Carlos Alcaraz vs Karen Khachanov
Time: 7:30 PM local (11:30 AM ET) H2H: Alcaraz leads 5-0
The Matchup
Alcaraz is riding a perfect start to 2026 after winning the Australian Open to complete the Career Grand Slam. He’s on a 27-match winning streak on outdoor hard courts. In Doha, he’s looked sharp through two matches, though he had to rally from 5-2 down in the second set against Valentin Royer.
Khachanov is the 2024 Doha champion, but he’s struggled in 2026 with a 5-3 record and early losses in Hong Kong, Melbourne, and Rotterdam. More importantly, this is a nightmare matchup for the Russian.
The H2H Problem
Khachanov is 0-5 lifetime against Alcaraz and 1-11 in sets. He’s never even forced a tiebreaker across those 11 set losses. The Russian finally won a set in their last meeting at Rome 2025, but that’s been his only moment of success in the entire series.

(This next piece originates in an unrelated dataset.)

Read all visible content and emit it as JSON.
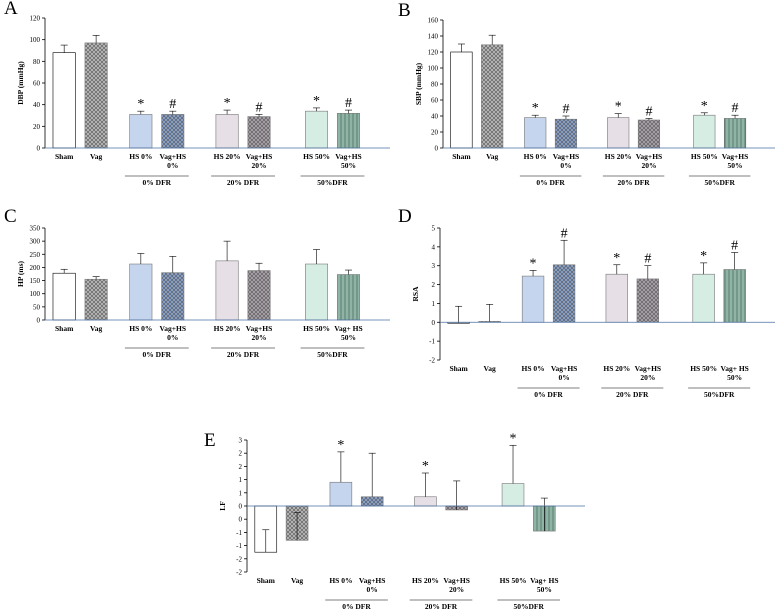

Khachanov needs his serve firing (he’s averaging 7 aces per match) and has to keep points short. If he gets dragged into extended baseline exchanges, Alcaraz will dominate. The Spaniard’s speed, shot-making, and ability to elevate in big moments make him especially dangerous in best-of-three.

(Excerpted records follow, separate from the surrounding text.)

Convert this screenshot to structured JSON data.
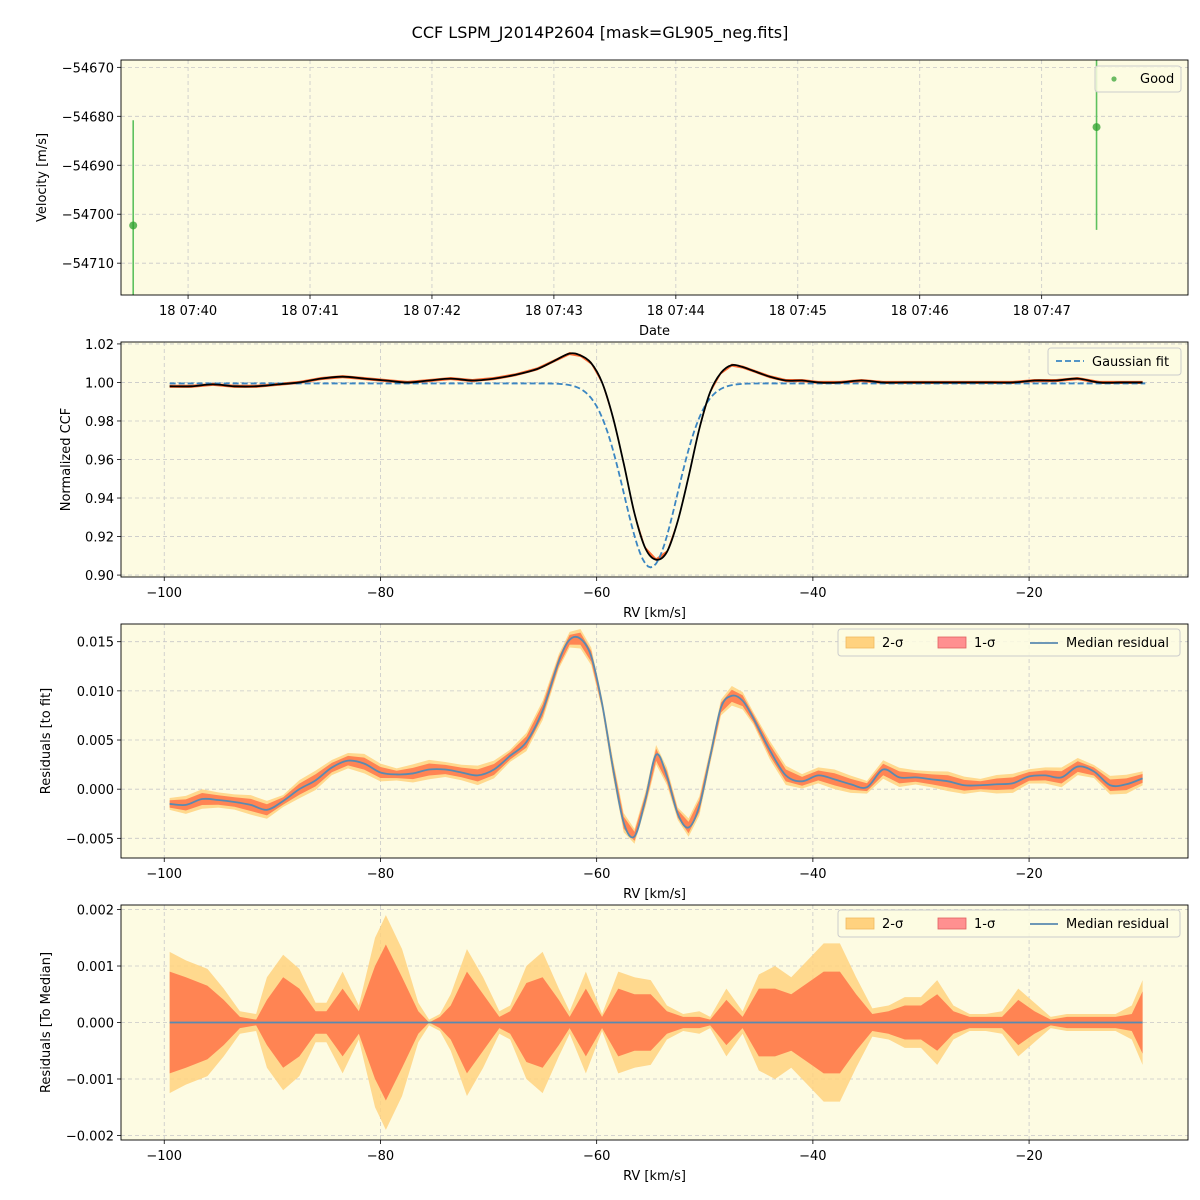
{
  "figure": {
    "title": "CCF LSPM_J2014P2604 [mask=GL905_neg.fits]"
  },
  "colors": {
    "panel_bg": "#fdfbe2",
    "grid": "#c8c8c8",
    "good": "#2ca02c",
    "good_err": "#5ec15e",
    "ccf_line": "#000000",
    "ccf_band": "#ff5a1f",
    "gauss": "#3b86c2",
    "band_2sigma": "#ffd27f",
    "band_1sigma": "#ff7f50",
    "median": "#5a8ab0"
  },
  "chart_data": [
    {
      "type": "scatter",
      "xlabel": "Date",
      "ylabel": "Velocity [m/s]",
      "xlim": [
        -0.55,
        8.2
      ],
      "ylim": [
        -54716.5,
        -54668.5
      ],
      "xticks": [
        {
          "v": 0,
          "label": "18 07:40"
        },
        {
          "v": 1,
          "label": "18 07:41"
        },
        {
          "v": 2,
          "label": "18 07:42"
        },
        {
          "v": 3,
          "label": "18 07:43"
        },
        {
          "v": 4,
          "label": "18 07:44"
        },
        {
          "v": 5,
          "label": "18 07:45"
        },
        {
          "v": 6,
          "label": "18 07:46"
        },
        {
          "v": 7,
          "label": "18 07:47"
        }
      ],
      "yticks": [
        -54710,
        -54700,
        -54690,
        -54680,
        -54670
      ],
      "ytick_labels": [
        "−54710",
        "−54700",
        "−54690",
        "−54680",
        "−54670"
      ],
      "legend": [
        {
          "name": "Good",
          "kind": "marker"
        }
      ],
      "legend_position": "upper right",
      "series": [
        {
          "name": "Good",
          "points": [
            {
              "x": -0.45,
              "y": -54702.3,
              "err": 21.5
            },
            {
              "x": 7.45,
              "y": -54682.2,
              "err": 21.0
            }
          ]
        }
      ],
      "grid": true
    },
    {
      "type": "line",
      "xlabel": "RV [km/s]",
      "ylabel": "Normalized CCF",
      "xlim": [
        -104,
        -5.3
      ],
      "ylim": [
        0.899,
        1.021
      ],
      "xticks": [
        -100,
        -80,
        -60,
        -40,
        -20
      ],
      "xtick_labels": [
        "−100",
        "−80",
        "−60",
        "−40",
        "−20"
      ],
      "yticks": [
        0.9,
        0.92,
        0.94,
        0.96,
        0.98,
        1.0,
        1.02
      ],
      "ytick_labels": [
        "0.90",
        "0.92",
        "0.94",
        "0.96",
        "0.98",
        "1.00",
        "1.02"
      ],
      "legend": [
        {
          "name": "Gaussian fit",
          "kind": "dashed"
        }
      ],
      "legend_position": "upper right",
      "x": [
        -99.5,
        -97.5,
        -95.5,
        -93.5,
        -91.5,
        -89.5,
        -87.5,
        -85.5,
        -83.5,
        -81.5,
        -79.5,
        -77.5,
        -75.5,
        -73.5,
        -71.5,
        -69.5,
        -67.5,
        -65.5,
        -64.0,
        -62.5,
        -61.5,
        -60.5,
        -59.5,
        -58.5,
        -57.5,
        -56.5,
        -55.5,
        -54.5,
        -53.5,
        -52.5,
        -51.5,
        -50.5,
        -49.5,
        -48.5,
        -47.5,
        -46.5,
        -45.5,
        -44.0,
        -42.5,
        -41.0,
        -39.5,
        -37.5,
        -35.5,
        -33.5,
        -31.5,
        -29.5,
        -27.5,
        -25.5,
        -23.5,
        -21.5,
        -19.5,
        -17.5,
        -15.5,
        -13.5,
        -11.5,
        -9.5
      ],
      "series": [
        {
          "name": "CCF",
          "values": [
            0.998,
            0.998,
            0.999,
            0.998,
            0.998,
            0.999,
            1.0,
            1.002,
            1.003,
            1.002,
            1.001,
            1.0,
            1.001,
            1.002,
            1.001,
            1.002,
            1.004,
            1.007,
            1.011,
            1.015,
            1.014,
            1.01,
            1.0,
            0.982,
            0.958,
            0.932,
            0.914,
            0.908,
            0.912,
            0.928,
            0.951,
            0.976,
            0.995,
            1.005,
            1.009,
            1.008,
            1.006,
            1.003,
            1.001,
            1.001,
            1.0,
            1.0,
            1.001,
            1.0,
            1.0,
            1.0,
            1.0,
            1.0,
            1.0,
            1.0,
            1.001,
            1.001,
            1.002,
            1.0,
            1.0,
            1.0
          ]
        },
        {
          "name": "Gaussian fit",
          "center": -55.0,
          "sigma": 2.45,
          "depth": 0.0955,
          "baseline": 0.9995
        }
      ],
      "grid": true
    },
    {
      "type": "area",
      "xlabel": "RV [km/s]",
      "ylabel": "Residuals [to fit]",
      "xlim": [
        -104,
        -5.3
      ],
      "ylim": [
        -0.007,
        0.0168
      ],
      "xticks": [
        -100,
        -80,
        -60,
        -40,
        -20
      ],
      "xtick_labels": [
        "−100",
        "−80",
        "−60",
        "−40",
        "−20"
      ],
      "yticks": [
        -0.005,
        0.0,
        0.005,
        0.01,
        0.015
      ],
      "ytick_labels": [
        "−0.005",
        "0.000",
        "0.005",
        "0.010",
        "0.015"
      ],
      "legend": [
        {
          "name": "2-σ",
          "kind": "patch2"
        },
        {
          "name": "1-σ",
          "kind": "patch1"
        },
        {
          "name": "Median residual",
          "kind": "line"
        }
      ],
      "legend_position": "upper right",
      "x": [
        -99.5,
        -98.0,
        -96.5,
        -95.0,
        -93.5,
        -92.0,
        -90.5,
        -89.0,
        -87.5,
        -86.0,
        -84.5,
        -83.0,
        -81.5,
        -80.0,
        -78.5,
        -77.0,
        -75.5,
        -74.0,
        -72.5,
        -71.0,
        -69.5,
        -68.0,
        -66.5,
        -65.0,
        -63.5,
        -62.5,
        -61.5,
        -60.5,
        -59.5,
        -58.5,
        -57.5,
        -56.5,
        -55.5,
        -54.5,
        -53.5,
        -52.5,
        -51.5,
        -50.5,
        -49.5,
        -48.5,
        -47.5,
        -46.5,
        -45.5,
        -44.0,
        -42.5,
        -41.0,
        -39.5,
        -38.0,
        -36.5,
        -35.0,
        -33.5,
        -32.0,
        -30.5,
        -29.0,
        -27.5,
        -26.0,
        -24.5,
        -23.0,
        -21.5,
        -20.0,
        -18.5,
        -17.0,
        -15.5,
        -14.0,
        -12.5,
        -11.0,
        -9.5
      ],
      "median": [
        -0.0015,
        -0.0016,
        -0.001,
        -0.0011,
        -0.0013,
        -0.0016,
        -0.0021,
        -0.0012,
        0.0,
        0.0009,
        0.0022,
        0.0029,
        0.0026,
        0.0017,
        0.0015,
        0.0016,
        0.002,
        0.002,
        0.0017,
        0.0014,
        0.002,
        0.0034,
        0.0048,
        0.008,
        0.013,
        0.0152,
        0.0153,
        0.0135,
        0.0087,
        0.0022,
        -0.0034,
        -0.0048,
        -0.0011,
        0.0035,
        0.0013,
        -0.0025,
        -0.0039,
        -0.0017,
        0.0033,
        0.0083,
        0.0095,
        0.009,
        0.0072,
        0.004,
        0.0014,
        0.0008,
        0.0014,
        0.001,
        0.0005,
        0.0002,
        0.002,
        0.0012,
        0.0012,
        0.001,
        0.0008,
        0.0004,
        0.0004,
        0.0005,
        0.0006,
        0.0013,
        0.0014,
        0.0012,
        0.0023,
        0.0018,
        0.0004,
        0.0005,
        0.0011
      ],
      "grid": true
    },
    {
      "type": "area",
      "xlabel": "RV [km/s]",
      "ylabel": "Residuals [To Median]",
      "xlim": [
        -104,
        -5.3
      ],
      "ylim": [
        -0.00208,
        0.00208
      ],
      "xticks": [
        -100,
        -80,
        -60,
        -40,
        -20
      ],
      "xtick_labels": [
        "−100",
        "−80",
        "−60",
        "−40",
        "−20"
      ],
      "yticks": [
        -0.002,
        -0.001,
        0.0,
        0.001,
        0.002
      ],
      "ytick_labels": [
        "−0.002",
        "−0.001",
        "0.000",
        "0.001",
        "0.002"
      ],
      "legend": [
        {
          "name": "2-σ",
          "kind": "patch2"
        },
        {
          "name": "1-σ",
          "kind": "patch1"
        },
        {
          "name": "Median residual",
          "kind": "line"
        }
      ],
      "legend_position": "upper right",
      "x": [
        -99.5,
        -98.0,
        -96.0,
        -94.5,
        -93.0,
        -91.5,
        -90.5,
        -89.0,
        -87.5,
        -86.0,
        -85.0,
        -83.5,
        -82.0,
        -80.5,
        -79.5,
        -78.0,
        -76.5,
        -75.5,
        -74.5,
        -73.5,
        -72.0,
        -70.5,
        -69.0,
        -68.0,
        -66.5,
        -65.0,
        -63.5,
        -62.5,
        -61.0,
        -59.5,
        -58.0,
        -56.5,
        -55.0,
        -53.5,
        -52.0,
        -50.5,
        -49.5,
        -48.0,
        -46.5,
        -45.0,
        -43.5,
        -42.0,
        -40.5,
        -39.0,
        -37.5,
        -36.0,
        -34.5,
        -33.0,
        -31.5,
        -30.0,
        -28.5,
        -27.0,
        -25.5,
        -24.0,
        -22.5,
        -21.0,
        -19.5,
        -18.0,
        -16.5,
        -15.0,
        -13.5,
        -12.0,
        -10.5,
        -9.5
      ],
      "sigma1": [
        0.0009,
        0.0008,
        0.00065,
        0.0004,
        0.0001,
        5e-05,
        0.0004,
        0.0008,
        0.0006,
        0.0002,
        0.0002,
        0.0006,
        0.0002,
        0.001,
        0.00138,
        0.0008,
        0.0002,
        0.0,
        0.0001,
        0.0003,
        0.0009,
        0.0005,
        0.0001,
        0.0002,
        0.0007,
        0.0008,
        0.0004,
        0.0001,
        0.0006,
        0.0001,
        0.0006,
        0.0005,
        0.0005,
        0.0002,
        0.0001,
        0.0001,
        5e-05,
        0.0004,
        0.0001,
        0.0006,
        0.0006,
        0.0005,
        0.0007,
        0.0009,
        0.0009,
        0.0005,
        0.00015,
        0.0002,
        0.0003,
        0.0003,
        0.0005,
        0.0002,
        0.0001,
        0.0001,
        0.0001,
        0.0004,
        0.0002,
        5e-05,
        0.0001,
        0.0001,
        0.0001,
        0.0001,
        0.00015,
        0.00055
      ],
      "sigma2": [
        0.00125,
        0.0011,
        0.00095,
        0.0006,
        0.0002,
        0.00015,
        0.0008,
        0.0012,
        0.00095,
        0.00035,
        0.00035,
        0.0009,
        0.0003,
        0.0015,
        0.0019,
        0.0013,
        0.00035,
        5e-05,
        0.00015,
        0.0005,
        0.0013,
        0.0008,
        0.0002,
        0.0003,
        0.001,
        0.00125,
        0.0006,
        0.0002,
        0.0009,
        0.00015,
        0.0009,
        0.0008,
        0.00075,
        0.0003,
        0.00015,
        0.0002,
        0.0001,
        0.0006,
        0.0002,
        0.00085,
        0.001,
        0.0008,
        0.0011,
        0.0014,
        0.0014,
        0.0008,
        0.00025,
        0.0003,
        0.00045,
        0.00045,
        0.00075,
        0.0003,
        0.00015,
        0.00015,
        0.0002,
        0.0006,
        0.00035,
        0.0001,
        0.00015,
        0.00015,
        0.00015,
        0.00015,
        0.0003,
        0.00075
      ],
      "grid": true
    }
  ]
}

The mental block is real for Khachanov. Even when he’s played well, he hasn’t found a way to close.
Prediction
Alcaraz to win in straight sets, looking at the H2H and Alcaraz’s current form.

Jakub Mensik vs Jannik Sinner
Time: 10:00 PM local (2:00 PM ET) H2H: First meeting
The Matchup
Mensik is having a breakthrough 2026 with a 10-2 record, an Auckland title, and an Australian Open fourth-round run before withdrawing with an abdominal injury. At just 20 years old and ranked No. 16 (career-high), he’s one of the most dangerous young talents on tour. His serve and forehand are elite-level weapons.
Sinner is 7-1 in 2026 and making his Doha debut after his Australian Open semifinal loss to Djokovic. He hasn’t faced a single break point through two matches and is winning 82% of first-serve points. He’s on a 50-match winning streak against players ranked outside the top 50 on hard courts.
This is a first-time meeting, and it’s the kind of clash that could define Mensik’s trajectory. The Czech will need to serve huge and attack off the forehand to keep points on his racquet. His weakness: defensive skills are still developing, and his forehand can break down under sustained pressure. That’s what Sinner does best.
Mensik withdrew from the Australian Open with an abdominal issue. He looked fine against Zhang in R2, but if there’s any lingering discomfort, Sinner’s game will surely expose it.
Prediction for Mensik vs Sinner
Sinner will edge this one and progress to the semi’s but I will gamble a bit and say Mensik will steal one set, possibly the first one. He has that quality and we’ve seen Sinner drop the level in periods during games before. The over 19.5 games at 1.80 (-125) is also a value bet.